Scheduling competing requests
The System R lock manager uses the following scheduling strategy. If there are no waiters from other transactions for a new request (lock not already held in any mode by the transaction) and it can be granted immediately, then it is granted; otherwise the request is placed at the end of the queue of waiters for this lock. If the request is a conversion (the lock is already held in some mode by the transaction) and it can be granted immediately, then it is granted (regardless of whether anyone is waiting); otherwise, the request is placed after any waiting conversions in the queue, but before any waiting non-conversions. (Note that a waiter can change from being a non-conversion to being a conversion while it is waiting, if another request from the same transaction is granted. In general, waiting requests from a single transaction are kept consecutive in the queue, and are ordered not by insertion time but by strength (the partial order defined by the Sup function), with the weakest mode first).
Deadlock detection
The System R lock manager performs periodic deadlock detection by constructing the waiting-for graph and looking for cycles. (T1 is waiting for T2 if T1 is waiting for a lock on E in mode x, T2 holds a lock on E in mode y, and ~Compat[x, y].) It constructs the graph only if there are two or more waiters in the system. The graph is constructed from scratch each time, rather than being updated incrementally, since we expect deadlock to be rare even when compared with waiting (which is rare compared with locking.) Once a cycle is found, a victim is selected and aborted; in the absence of other information, it makes sense to select the cheapest victim. System R estimates the "cost" of a transaction to be the number of bytes of log it has written.

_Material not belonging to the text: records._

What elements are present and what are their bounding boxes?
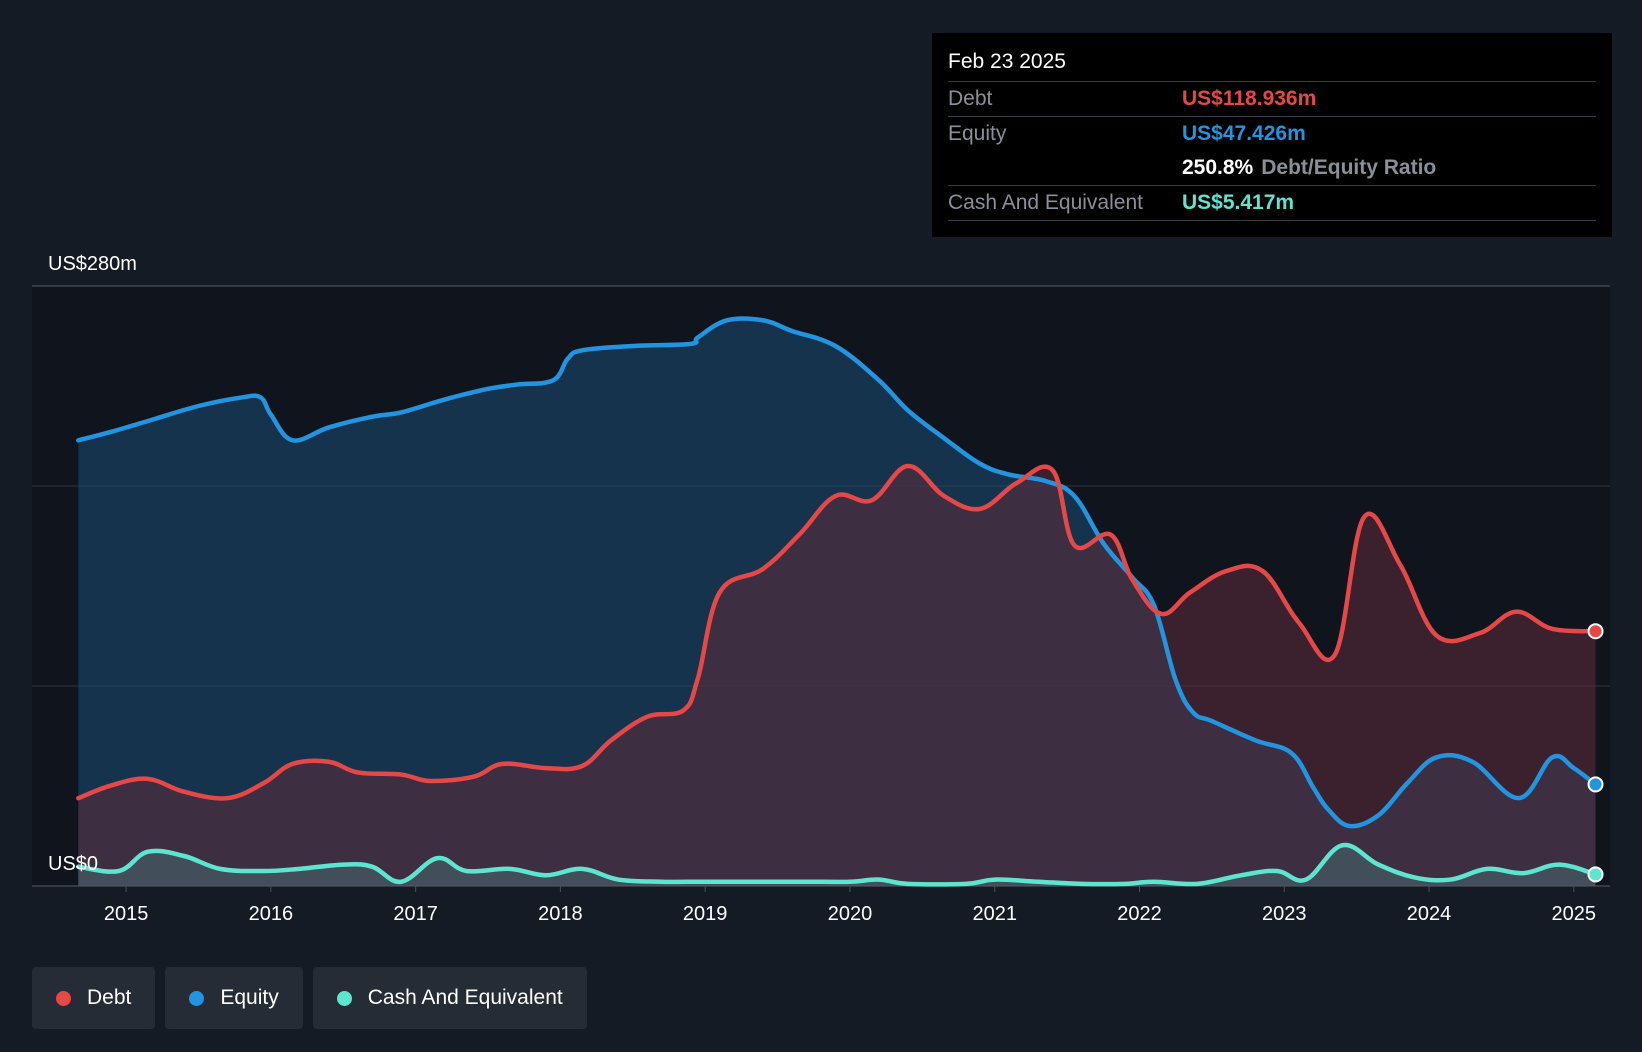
cash-and-equivalent-line (76, 842, 1598, 887)
cash-dot-icon (336, 990, 352, 1006)
legend-item-cash[interactable]: Cash And Equivalent (312, 967, 587, 1029)
x-tick-label: 2020 (828, 903, 873, 925)
tooltip-debt-label: Debt (948, 87, 993, 110)
x-tick-label: 2022 (1117, 903, 1162, 925)
legend-label-cash: Cash And Equivalent (367, 986, 563, 1009)
tooltip-ratio-spacer (948, 151, 1182, 185)
tooltip-cash-row: Cash And Equivalent US$5.417m (948, 186, 1596, 221)
legend-item-equity[interactable]: Equity (165, 967, 303, 1029)
series-lines (76, 316, 1598, 887)
equity-dot-icon (189, 990, 205, 1006)
x-axis-ticks: 2015 2016 2017 2018 2019 2020 2021 2022 2023 2024… (104, 886, 1596, 925)
debt-endpoint[interactable] (1587, 623, 1604, 640)
tooltip-ratio-label: Debt/Equity Ratio (1261, 156, 1437, 179)
debt-dot-icon (56, 990, 71, 1006)
x-tick-label: 2021 (972, 903, 1017, 925)
tooltip-debt-row: Debt US$118.936m (948, 82, 1596, 117)
x-tick-label: 2015 (104, 903, 149, 925)
tooltip-debt-value: US$118.936m (1182, 87, 1317, 110)
y-axis-bottom-label: US$0 (48, 853, 98, 875)
legend-item-debt[interactable]: Debt (32, 967, 156, 1029)
tooltip-panel: Feb 23 2025 Debt US$118.936m Equity US$4… (932, 33, 1612, 237)
tooltip-equity-label: Equity (948, 122, 1007, 145)
legend-label-debt: Debt (87, 986, 132, 1009)
equity-endpoint[interactable] (1587, 776, 1604, 793)
tooltip-equity-value: US$47.426m (1182, 122, 1306, 145)
legend: Debt Equity Cash And Equivalent (32, 967, 587, 1029)
x-tick-label: 2018 (538, 903, 583, 925)
y-axis-top-label: US$280m (48, 253, 137, 275)
cash-and-equivalent-area (78, 844, 1596, 886)
x-tick-label: 2016 (249, 903, 294, 925)
tooltip-equity-row: Equity US$47.426m (948, 117, 1596, 151)
x-tick-label: 2017 (393, 903, 438, 925)
tooltip-date: Feb 23 2025 (948, 47, 1596, 82)
legend-label-equity: Equity (220, 986, 279, 1009)
equity-line (76, 316, 1598, 829)
tooltip-cash-label: Cash And Equivalent (948, 191, 1143, 214)
x-tick-label: 2025 (1552, 903, 1597, 925)
tooltip-cash-value: US$5.417m (1182, 191, 1295, 214)
debt-line (76, 463, 1598, 801)
series-endpoints (1587, 623, 1604, 883)
tooltip-ratio-value: 250.8% (1182, 156, 1254, 179)
x-tick-label: 2019 (683, 903, 728, 925)
cash-and-equivalent-endpoint[interactable] (1587, 866, 1604, 883)
tooltip-ratio-row: 250.8% Debt/Equity Ratio (948, 151, 1596, 186)
x-tick-label: 2023 (1262, 903, 1307, 925)
x-tick-label: 2024 (1407, 903, 1452, 925)
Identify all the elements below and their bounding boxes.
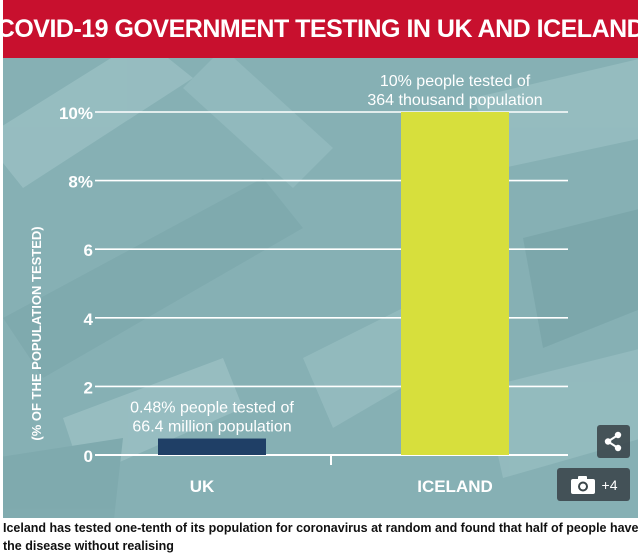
caption: Iceland has tested one-tenth of its popu… <box>3 521 639 553</box>
share-button[interactable] <box>597 425 630 458</box>
y-tick-label: 2 <box>84 378 93 397</box>
bar-chart: 0 2 4 6 8% 10% (% OF THE POPULATION TESTED) UK 0… <box>3 58 638 518</box>
background-pattern <box>3 58 638 518</box>
bars <box>158 112 509 455</box>
infographic: COVID-19 GOVERNMENT TESTING IN UK AND IC… <box>3 0 638 518</box>
data-label: 66.4 million population <box>132 419 291 436</box>
bar-iceland <box>401 112 509 455</box>
y-tick-label: 10% <box>59 104 93 123</box>
data-label: 0.48% people tested of <box>130 400 294 417</box>
y-tick-label: 8% <box>68 173 93 192</box>
gallery-count: +4 <box>601 476 618 493</box>
camera-icon <box>570 475 595 494</box>
gallery-button[interactable]: +4 <box>557 468 630 501</box>
chart-area: 0 2 4 6 8% 10% (% OF THE POPULATION TESTED) UK 0… <box>3 58 638 518</box>
y-tick-label: 0 <box>84 447 93 466</box>
y-axis-title: (% OF THE POPULATION TESTED) <box>29 226 44 440</box>
bar-uk <box>158 438 266 455</box>
labels: 0 2 4 6 8% 10% (% OF THE POPULATION TESTED) UK 0… <box>29 73 543 496</box>
y-tick-label: 6 <box>84 241 93 260</box>
title-bar: COVID-19 GOVERNMENT TESTING IN UK AND IC… <box>3 0 638 58</box>
y-tick-label: 4 <box>84 310 94 329</box>
data-label: 364 thousand population <box>367 92 542 109</box>
share-icon <box>604 431 622 452</box>
x-tick-label: ICELAND <box>417 477 493 496</box>
x-tick-label: UK <box>190 477 215 496</box>
chart-title: COVID-19 GOVERNMENT TESTING IN UK AND IC… <box>3 14 638 43</box>
data-label: 10% people tested of <box>380 73 531 90</box>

The paper by Obermarck discusses the elaborations on this that are used by System R* in a distributed, slow-communications environment. We may want to do something different in a distributed, fast RPC environment.
Timeouts must be used to abort long waiters, since the lock manager cannot detect all deadlocks. (A special problem in our environment is the detection of abandoned transactions, so they do not impede useful transactions for too long. This is not a simple problem in the Mesa world since it is hard to tell a crashed machine from a machine in the debugger. In Cedar the problem may be simpler. In any case, this is not a problem of the lock manager.)
Instrumentation
It seems quite useful to build an inexpensive statistics-gathering facility into the lock manager, and leave it on all the time. Knowing the frequency of wait and deadlock will be important in understanding overall system performance.
It would be nice to be able to communicate information on the time spent in lock wait back to individual clients (transactions) as well. Since the accuracy of this information does not need to be great, it should be possible to gather it cheaply.
Statistics on the System R lock manager
Time performance. In System R a lock/unlock pair takes 300 (IBM 370) instructions in the no-wait case, 5000 instructions in the wait case, 310 on the average (hence System R waits once per 500 calls to Lock). The CPU overhead for locking is typically 10% for transactions that do random access via B-Trees (fine-grained locks), and less than 1% for transactions that do mainly sequential processing (page or file locks).
Space performance. A System R lock occupies 40 bytes.
Program size. The System R lock manager is 3000 lines of PL/S, including the deadlock analyzer. System R was not conceived as a distributed system (though transactions involving multiple System R sites may be executed), and it does not detect multi-system deadlocks.